Some regulators warn that new social media and other technologies may make it even easier for financial criminals to find easy targets. Meanwhile, previous efforts to educate the public, and even to provide them with tools and scripts to avoid fraud, haven’t been effective, regulators admit.
With all of this in mind, Stanford University and the FINRA Foundation together this week launched a new fraud prevention research center. The center will have an inaugural conference in early November in Washington, D.C.
The idea is for the group to consolidate current research on the subject and connect that research with practical prevention and detection efforts. According to backgrounder’s on the new group’s website, surveys conducted in different countries around the globe suggest that at minimum, anywhere from 6.5 percent to 16 percent of individual countries’ populations are each year. The actual rates are probably higher, it says, as individuals tend to under-report their experience as victims—only 20 percent to 50 percent of victims report.

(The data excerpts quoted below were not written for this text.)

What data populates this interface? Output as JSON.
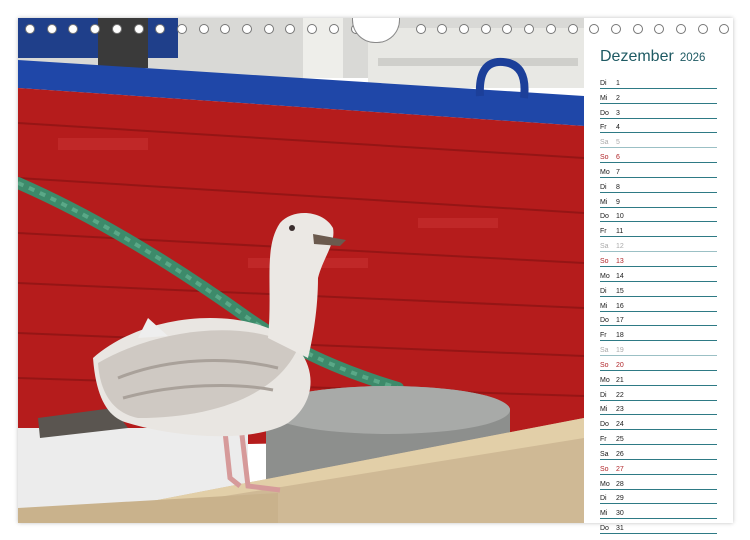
{
  "calendar": {
    "month": "Dezember",
    "year": "2026",
    "days": [
      {
        "dow": "Di",
        "day": "1",
        "type": "weekday"
      },
      {
        "dow": "Mi",
        "day": "2",
        "type": "weekday"
      },
      {
        "dow": "Do",
        "day": "3",
        "type": "weekday"
      },
      {
        "dow": "Fr",
        "day": "4",
        "type": "weekday"
      },
      {
        "dow": "Sa",
        "day": "5",
        "type": "saturday"
      },
      {
        "dow": "So",
        "day": "6",
        "type": "sunday"
      },
      {
        "dow": "Mo",
        "day": "7",
        "type": "weekday"
      },
      {
        "dow": "Di",
        "day": "8",
        "type": "weekday"
      },
      {
        "dow": "Mi",
        "day": "9",
        "type": "weekday"
      },
      {
        "dow": "Do",
        "day": "10",
        "type": "weekday"
      },
      {
        "dow": "Fr",
        "day": "11",
        "type": "weekday"
      },
      {
        "dow": "Sa",
        "day": "12",
        "type": "saturday"
      },
      {
        "dow": "So",
        "day": "13",
        "type": "sunday"
      },
      {
        "dow": "Mo",
        "day": "14",
        "type": "weekday"
      },
      {
        "dow": "Di",
        "day": "15",
        "type": "weekday"
      },
      {
        "dow": "Mi",
        "day": "16",
        "type": "weekday"
      },
      {
        "dow": "Do",
        "day": "17",
        "type": "weekday"
      },
      {
        "dow": "Fr",
        "day": "18",
        "type": "weekday"
      },
      {
        "dow": "Sa",
        "day": "19",
        "type": "saturday"
      },
      {
        "dow": "So",
        "day": "20",
        "type": "sunday"
      },
      {
        "dow": "Mo",
        "day": "21",
        "type": "weekday"
      },
      {
        "dow": "Di",
        "day": "22",
        "type": "weekday"
      },
      {
        "dow": "Mi",
        "day": "23",
        "type": "weekday"
      },
      {
        "dow": "Do",
        "day": "24",
        "type": "weekday"
      },
      {
        "dow": "Fr",
        "day": "25",
        "type": "weekday"
      },
      {
        "dow": "Sa",
        "day": "26",
        "type": "weekday"
      },
      {
        "dow": "So",
        "day": "27",
        "type": "sunday"
      },
      {
        "dow": "Mo",
        "day": "28",
        "type": "weekday"
      },
      {
        "dow": "Di",
        "day": "29",
        "type": "weekday"
      },
      {
        "dow": "Mi",
        "day": "30",
        "type": "weekday"
      },
      {
        "dow": "Do",
        "day": "31",
        "type": "weekday"
      }
    ]
  },
  "colors": {
    "accent": "#1e5a63",
    "sunday": "#b0262a",
    "saturday": "#aaaaaa",
    "boat_red": "#b51c1c",
    "boat_blue": "#1f47a8"
  },
  "photo_subject": "seagull-on-wooden-post-in-front-of-red-boat"
}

Investment fraud victims tend to be between 55 and 62 years old, male, married, wealthier and more financially literate than the general population, as well as more open to sales pitches used by con men, more likely to have invested in high-risk investment and not likely to have checked the background of a broker before investing, according to research cited on the group’s website.
Investment con-men tend to try a bunch of techniques at once—on average, they use 13 different tactics in combination to persuade a single victim to hand over his money, according to research conducted by Wise for FINRA in 2006.